Notre interlocuteur est ravi de nous montrer tous les trophées remportés aux fils des ans, mais également les photographies des nombreuses classes venues visiter les lieux. Il espérait sincèrement par ce biais créer des vocations afin de perpétuer l’entreprise. L’on a également pu admirer une vaste collection de sculptures de chouettes que monsieur Mori apprécie tout particulièrement et qui lui sont offertes par ses clients satisfaits.
La pratique
Ensuite, nous commençons la visite à proprement parler. Première étape, un petit sanctuaire dédié à la déesse Inari avec ses tori et ses kistune. Inari étant la déesse des moissons, rien de plus normal que de trouver un petit sanctuaire ici pour souhaiter de bonnes récoltes de riz. L’espace est également parsemé de tanuki de tailles variées qui apportent un charme pittoresque au lieu. Ensuite, nous avons pu voir le puits privé de l’entreprise, vraiment très profond. Celui-ci procure une eau très pure provenant de la source Chichibu de la rivière Ara[kawa]. Nous nous rendons ensuite près des cuves. En ce début du mois de novembre, la saison est presque terminée et les brasseurs attendent les premiers froids pour relancer la production. C’est dans une bâtisse en bois avec des interrupteurs en faïence (vraiment anciens) que se trouvent les différentes cuves. Certaines sont semi-enterrées quand d’autres, flambant neuves sont situées dans le fond, bien alignées. Devant chaque cuve, notre guide nous explique les différentes étapes depuis la réception du riz jusqu’à la mise en bouteille du saké :
Ainsi, le riz complet arrive, puis il est poli. A la fin du processus, il ne reste que 40% du riz de départ, aussi sur le saké peut-on lire 4/10 car pour 100 balles de riz de départ, il n’en reste que 40 après traitement ! C’est le signe que le saké est particulièrement luxueux.

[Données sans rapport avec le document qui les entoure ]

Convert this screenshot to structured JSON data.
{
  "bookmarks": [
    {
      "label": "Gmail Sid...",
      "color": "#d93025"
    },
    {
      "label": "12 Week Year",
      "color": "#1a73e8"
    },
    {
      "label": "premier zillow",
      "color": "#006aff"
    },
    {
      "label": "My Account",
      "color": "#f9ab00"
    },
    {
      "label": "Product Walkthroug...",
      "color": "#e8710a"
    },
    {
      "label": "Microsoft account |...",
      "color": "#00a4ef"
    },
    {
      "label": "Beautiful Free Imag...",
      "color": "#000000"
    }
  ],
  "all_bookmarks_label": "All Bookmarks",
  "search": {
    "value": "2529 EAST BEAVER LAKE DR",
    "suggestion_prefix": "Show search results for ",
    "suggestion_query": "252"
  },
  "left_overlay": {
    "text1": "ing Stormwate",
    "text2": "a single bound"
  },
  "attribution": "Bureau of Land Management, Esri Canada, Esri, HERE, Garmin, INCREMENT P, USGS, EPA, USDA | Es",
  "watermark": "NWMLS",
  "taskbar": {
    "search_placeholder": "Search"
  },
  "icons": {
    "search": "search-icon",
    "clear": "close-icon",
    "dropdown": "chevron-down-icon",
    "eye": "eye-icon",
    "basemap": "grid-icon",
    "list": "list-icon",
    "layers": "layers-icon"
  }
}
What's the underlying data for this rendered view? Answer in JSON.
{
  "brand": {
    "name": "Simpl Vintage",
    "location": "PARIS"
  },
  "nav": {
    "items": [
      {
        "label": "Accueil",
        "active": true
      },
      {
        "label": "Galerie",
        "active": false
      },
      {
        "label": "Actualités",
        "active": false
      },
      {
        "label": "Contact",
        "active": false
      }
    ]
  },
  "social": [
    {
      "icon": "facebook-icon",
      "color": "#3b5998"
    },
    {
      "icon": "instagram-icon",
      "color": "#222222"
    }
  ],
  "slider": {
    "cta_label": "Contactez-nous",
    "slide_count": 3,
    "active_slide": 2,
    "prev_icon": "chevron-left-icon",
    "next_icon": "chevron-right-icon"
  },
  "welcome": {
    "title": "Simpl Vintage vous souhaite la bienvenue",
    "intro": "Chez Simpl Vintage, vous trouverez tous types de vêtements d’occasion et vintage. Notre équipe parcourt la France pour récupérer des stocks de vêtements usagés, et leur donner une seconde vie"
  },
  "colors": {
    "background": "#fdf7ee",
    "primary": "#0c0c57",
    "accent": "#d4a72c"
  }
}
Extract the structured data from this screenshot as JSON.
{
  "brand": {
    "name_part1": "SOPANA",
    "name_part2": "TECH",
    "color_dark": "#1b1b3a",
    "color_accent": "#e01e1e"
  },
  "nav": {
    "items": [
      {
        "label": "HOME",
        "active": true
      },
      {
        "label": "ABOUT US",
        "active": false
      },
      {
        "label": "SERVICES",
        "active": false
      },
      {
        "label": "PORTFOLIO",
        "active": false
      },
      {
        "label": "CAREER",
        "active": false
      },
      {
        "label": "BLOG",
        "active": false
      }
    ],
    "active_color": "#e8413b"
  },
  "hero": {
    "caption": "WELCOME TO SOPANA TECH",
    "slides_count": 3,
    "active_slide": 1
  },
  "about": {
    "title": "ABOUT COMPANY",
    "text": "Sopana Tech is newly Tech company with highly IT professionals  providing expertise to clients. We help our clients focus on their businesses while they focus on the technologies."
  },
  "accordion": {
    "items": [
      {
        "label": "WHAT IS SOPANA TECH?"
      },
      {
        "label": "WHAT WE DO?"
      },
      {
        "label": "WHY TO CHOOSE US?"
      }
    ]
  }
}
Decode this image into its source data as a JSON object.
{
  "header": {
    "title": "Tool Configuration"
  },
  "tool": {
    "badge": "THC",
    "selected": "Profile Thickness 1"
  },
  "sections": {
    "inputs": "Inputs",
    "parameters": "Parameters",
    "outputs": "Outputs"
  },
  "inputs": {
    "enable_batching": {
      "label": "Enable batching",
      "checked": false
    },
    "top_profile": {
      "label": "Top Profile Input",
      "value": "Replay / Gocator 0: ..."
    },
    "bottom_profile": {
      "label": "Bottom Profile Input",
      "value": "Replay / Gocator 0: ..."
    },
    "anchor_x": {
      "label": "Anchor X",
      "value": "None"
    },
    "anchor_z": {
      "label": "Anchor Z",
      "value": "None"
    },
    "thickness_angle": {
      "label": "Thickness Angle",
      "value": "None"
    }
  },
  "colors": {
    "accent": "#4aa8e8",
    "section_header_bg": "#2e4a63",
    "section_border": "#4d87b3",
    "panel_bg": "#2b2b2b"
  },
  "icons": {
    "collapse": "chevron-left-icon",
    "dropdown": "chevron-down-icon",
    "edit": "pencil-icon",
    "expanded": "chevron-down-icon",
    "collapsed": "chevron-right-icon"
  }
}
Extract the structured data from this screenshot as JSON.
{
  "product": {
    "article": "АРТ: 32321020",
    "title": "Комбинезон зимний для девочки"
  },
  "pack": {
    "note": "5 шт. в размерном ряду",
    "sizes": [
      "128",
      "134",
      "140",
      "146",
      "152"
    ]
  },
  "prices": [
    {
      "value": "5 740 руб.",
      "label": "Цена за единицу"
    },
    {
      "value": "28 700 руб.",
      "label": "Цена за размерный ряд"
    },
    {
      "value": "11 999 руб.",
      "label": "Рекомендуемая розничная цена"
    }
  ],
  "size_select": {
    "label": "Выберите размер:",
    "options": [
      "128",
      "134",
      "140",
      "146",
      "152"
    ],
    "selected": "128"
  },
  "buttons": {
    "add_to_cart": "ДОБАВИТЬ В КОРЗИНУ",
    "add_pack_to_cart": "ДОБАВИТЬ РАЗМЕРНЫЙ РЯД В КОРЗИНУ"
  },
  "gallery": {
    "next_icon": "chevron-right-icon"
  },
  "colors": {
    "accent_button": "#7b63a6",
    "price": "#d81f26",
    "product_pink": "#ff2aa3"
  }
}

Le riz est lavé, puis cuit à la vapeur avant de recevoir les moisissures de koji. Il est ensuite soigneusement empaqueté puis placé dans une pièce chaude et humide plusieurs jours. Là, il est retourné régulièrement pour que le koji se répartisse uniformément. Ensuite, les levures sont ajoutées, il s’agit de levure Hayajo Moto.
Enfin, la préparation nommée Moromi est transférée dans une cuve et à ce moment là débute la double fermentation, d’un côté le koji transforme l’amidon du riz cuit en sucre et de l'autre la levure transforme le sucre en alcool. Il s’agit d’un processus unique au monde, spécifique à la production de saké !
Pour le saké Daiginjo, le moromi est remué matin et soir à la pagaie pendant au moins un mois. A la fin de cette période, le moromi est pressé pour obtenir un saké cru non filtré ou Murokan Magenshu. Comme il reste du saké dans le Moromi pressé,il est suspendu dans une nouvelle cuve et là, les gouttes de saké tombent naturellement. Il est aussi possible de re-presser mécaniquement pour le saké ordinaire.
Vient le travail de filtration pour enlever les dernières particules en suspension.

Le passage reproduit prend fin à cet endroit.